Embolden. Build women’s courage and confidence to be their authentic selves.

“We intend to have programming in several areas, including outreach and education, training and mentoring, advocacy, scholarship and sponsorship, research and support,” Huber says. “We’re working toward an ecotourism program where women-led groups of water professionals from more developed countries would help less-developed countries evaluate their water and sanitation needs and implement water and sanitation projects, involving or led by women in those countries. This may include training, advocacy, education and outreach as well.”

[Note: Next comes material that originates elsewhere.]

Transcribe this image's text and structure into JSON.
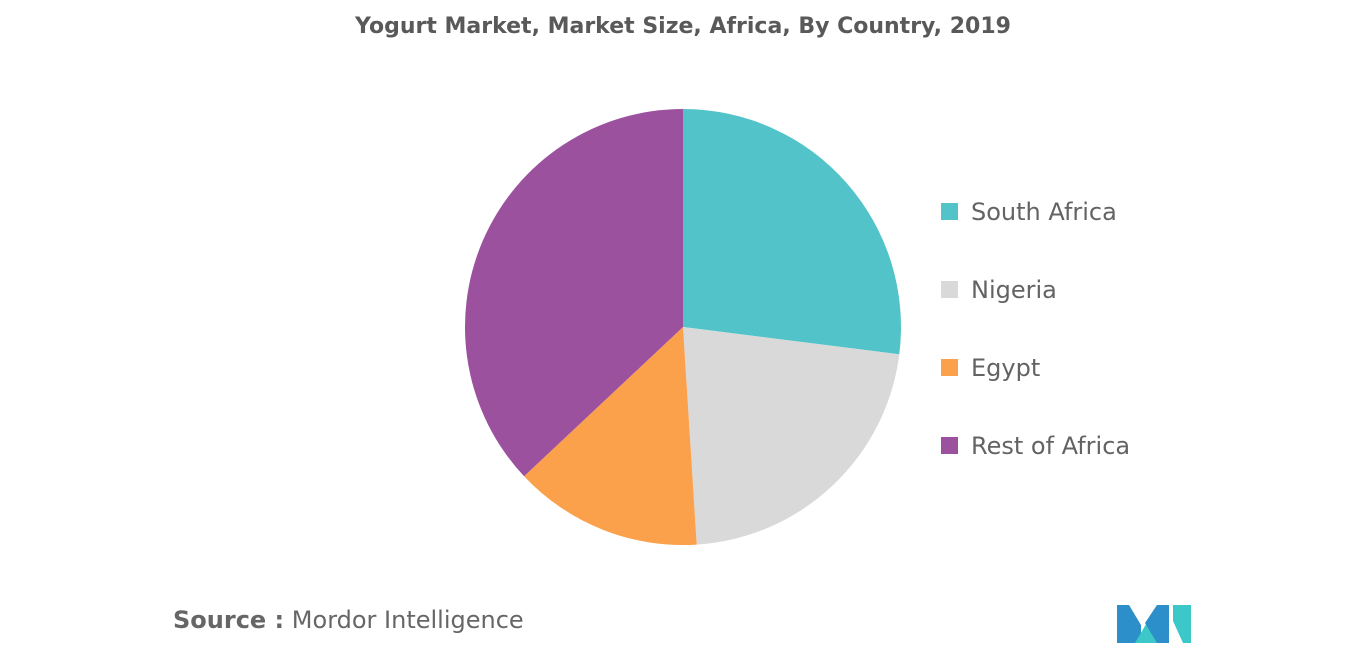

Other projects include partnering with Girl Scouts of the United States of America to develop water and sanitation-based programming, working to create Her2O programs at colleges, and doing national research on recruiting, integrating, supporting and retaining water professionals — for both men and women but with a gender focus.

“We want to understand what water professionals’ experiences have been and what exactly they want and need from the workplace,” says Huber. “This research touches on recruitment practices, workplace cultures, employee preferences and benefits.”

Her2O has an interesting long-term aim: “Our overarching goal is to put ourselves out of business,” says Huber. “We want to get to a place where gender is not an issue in the water management industry, where all we see are skills and how those skills work together. Men and women might sometimes bring different skills to the table, but all of those skills are necessary for a well-rounded team.”

One gets the sense that Brianna Huber won’t be “out of business” for a very long time.